MINNEAPOLIS -- As you've surely heard by now, Cardinals ace and National League starting pitcher Adam Wainwright in essence admitted to grooving a couple of pitches to Derek Jeter, who wound up hitting a leadoff double in his final All-Star Game. After a social-media backlash, Wainwright back-tracked on his initial comments, but those words remain his words.
In any event, Jeter would later notch a single off Reds right-hander Alfredo Simon. After his outing was done, here's what Simon had to say about that:
“I tried to get him out, but if he got a base hit, it's no big deal. It's the All-Star Game. I'm happy for him."
Noticing an undercurrent here? [I]t's no big deal. It's the All-Star Game. Although many players go through the motions during All-Star week of feigning seriousness and a sense of purpose, most don't really care about the All-Star Game. They're absolutely right not to care.
The goings-on with Jeter on Tuesday night -- pitches being grooved, hits off his bat almost being welcomed by the pitcher on the mound -- proves that players aren't serious about the game. They realize that it's factually an exhibition, and it's a game heralded by mascots on the red carpet and mic'd-up Disney Channel personalities playing softball. The only thing serious about the All-Star Game is Bud Selig's most famous contrivance -- that the outcome shall determine home-field advantage in the World Series.
I break no news when I point out that it's a lurch toward manufactured importance and one woefully out of step with everything else about the All-Star Game. We've known this for some time, but Tuesday night's events reminded us in a very clear way. There's a structure in place designed to make players care about the game, and they still don't. If they did, Wainwright wouldn't have presented Jeter with such a consenting pitch, and Simon would have at least cared a little that he himself gave up a hit to the Captain.
If we must yoke home-field advantage to something, then yoke it to best overall record. It wouldn't be entirely fair, since the leagues never match up in terms of quality and strength, but at least it gives the best teams incentive to play out the regular season even with the division in hand, and at least it's dependent upon games that count in the standings.

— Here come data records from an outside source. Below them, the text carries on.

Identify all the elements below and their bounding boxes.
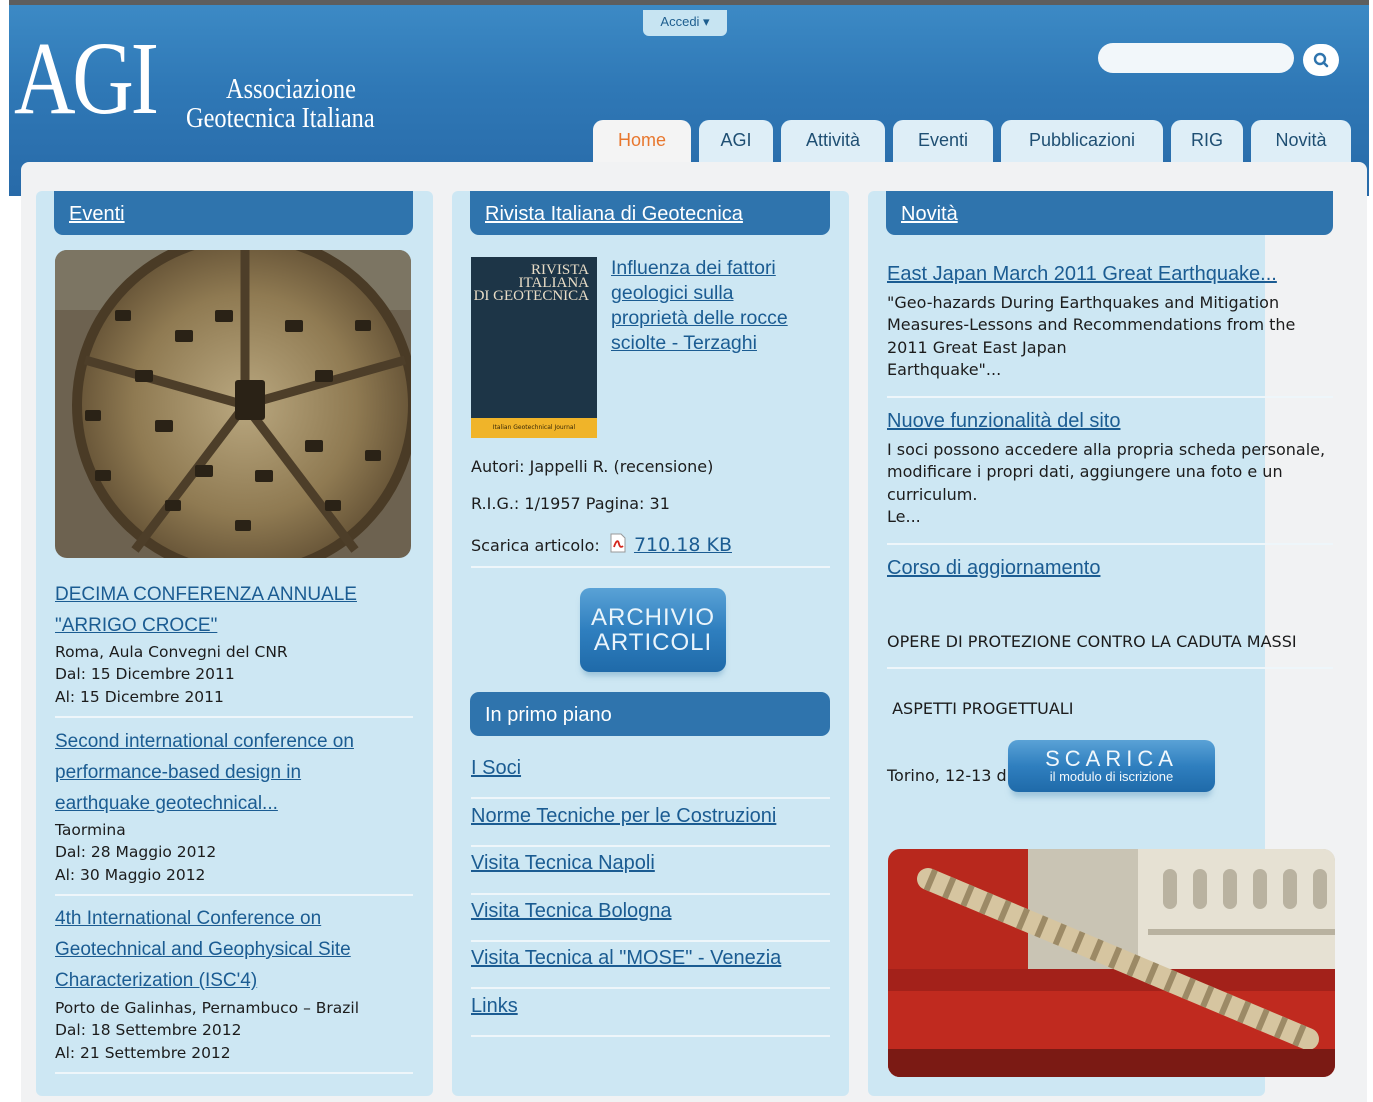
link-links[interactable]: Links xyxy=(471,995,518,1018)
logo-subtitle-line2: Geotecnica Italiana xyxy=(186,102,375,134)
cover-title: RIVISTA ITALIANA DI GEOTECNICA xyxy=(473,262,589,304)
article-authors: Autori: Jappelli R. (recensione) xyxy=(471,457,714,476)
journal-cover-image[interactable]: RIVISTA ITALIANA DI GEOTECNICA Italian G… xyxy=(471,257,597,438)
separator xyxy=(887,543,1333,545)
article-download-row: Scarica articolo: 710.18 KB xyxy=(471,533,732,556)
separator xyxy=(471,845,830,847)
news-2-text: I soci possono accedere alla propria sch… xyxy=(887,440,1326,527)
tab-novita[interactable]: Novità xyxy=(1251,120,1351,162)
separator xyxy=(471,1035,830,1037)
separator xyxy=(471,797,830,799)
tab-agi[interactable]: AGI xyxy=(699,120,773,162)
download-label: Scarica articolo: xyxy=(471,536,600,555)
tab-pubblicazioni[interactable]: Pubblicazioni xyxy=(1001,120,1163,162)
event-1-link[interactable]: DECIMA CONFERENZA ANNUALE "ARRIGO CROCE" xyxy=(55,579,357,641)
separator xyxy=(471,940,830,942)
logo-subtitle-line1: Associazione xyxy=(226,73,356,105)
separator xyxy=(887,667,1333,669)
download-size-link[interactable]: 710.18 KB xyxy=(634,534,732,556)
tab-rig[interactable]: RIG xyxy=(1171,120,1243,162)
cover-footer: Italian Geotechnical Journal xyxy=(471,418,597,438)
event-1-details: Roma, Aula Convegni del CNR Dal: 15 Dice… xyxy=(55,643,288,706)
link-visita-mose[interactable]: Visita Tecnica al "MOSE" - Venezia xyxy=(471,947,781,970)
download-registration-form-button[interactable]: SCARICA il modulo di iscrizione xyxy=(1008,740,1215,792)
separator xyxy=(471,987,830,989)
rivista-header[interactable]: Rivista Italiana di Geotecnica xyxy=(470,191,830,235)
event-2-details: Taormina Dal: 28 Maggio 2012 Al: 30 Magg… xyxy=(55,821,217,884)
article-rig-reference: R.I.G.: 1/1957 Pagina: 31 xyxy=(471,494,670,513)
separator xyxy=(887,396,1333,398)
search-input[interactable] xyxy=(1098,43,1294,73)
search-button[interactable] xyxy=(1303,44,1339,76)
separator xyxy=(55,716,413,718)
article-title-link[interactable]: Influenza dei fattori geologici sulla pr… xyxy=(611,256,788,356)
event-3-details: Porto de Galinhas, Pernambuco – Brazil D… xyxy=(55,999,360,1062)
tab-home[interactable]: Home xyxy=(593,120,691,162)
header-top-line xyxy=(9,0,1369,5)
event-2-link[interactable]: Second international conference on perfo… xyxy=(55,726,354,819)
eventi-header[interactable]: Eventi xyxy=(54,191,413,235)
news-3-link[interactable]: Corso di aggiornamento xyxy=(887,557,1100,580)
separator xyxy=(471,893,830,895)
tab-eventi[interactable]: Eventi xyxy=(893,120,993,162)
news-1-text: "Geo-hazards During Earthquakes and Miti… xyxy=(887,293,1296,380)
link-visita-bologna[interactable]: Visita Tecnica Bologna xyxy=(471,900,672,923)
news-2-link[interactable]: Nuove funzionalità del sito xyxy=(887,410,1120,433)
link-visita-napoli[interactable]: Visita Tecnica Napoli xyxy=(471,852,655,875)
primo-piano-header: In primo piano xyxy=(470,692,830,736)
separator xyxy=(55,894,413,896)
separator xyxy=(471,566,830,568)
archive-articles-button[interactable]: ARCHIVIO ARTICOLI xyxy=(580,588,726,672)
pisa-drilling-image xyxy=(888,849,1335,1077)
tab-attivita[interactable]: Attività xyxy=(781,120,885,162)
tunnel-boring-machine-image xyxy=(55,250,411,558)
event-3-link[interactable]: 4th International Conference on Geotechn… xyxy=(55,903,351,996)
login-toggle-button[interactable]: Accedi ▾ xyxy=(643,10,727,36)
pdf-icon[interactable] xyxy=(609,533,627,553)
link-norme-tecniche[interactable]: Norme Tecniche per le Costruzioni xyxy=(471,805,776,828)
search-icon xyxy=(1313,52,1329,68)
link-soci[interactable]: I Soci xyxy=(471,757,521,780)
novita-header[interactable]: Novità xyxy=(886,191,1333,235)
separator xyxy=(55,1072,413,1074)
logo-agi[interactable]: AGI xyxy=(14,24,159,134)
news-1-link[interactable]: East Japan March 2011 Great Earthquake..… xyxy=(887,263,1277,286)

On Tuesday night, though, we were reminded that home-field advantage in the World Series is decided by a game in which managers try to get as many players into the game as possible -- not unlike a Wednesday night Little League game. On the other hand, you don't commonly see grooved pitches in a Wednesday night Little League game, so perhaps the comparison oversells the seriousness of the AL's 5-3 victory.
But, hey, the game counts and stuff. Just not to anyone who plays it.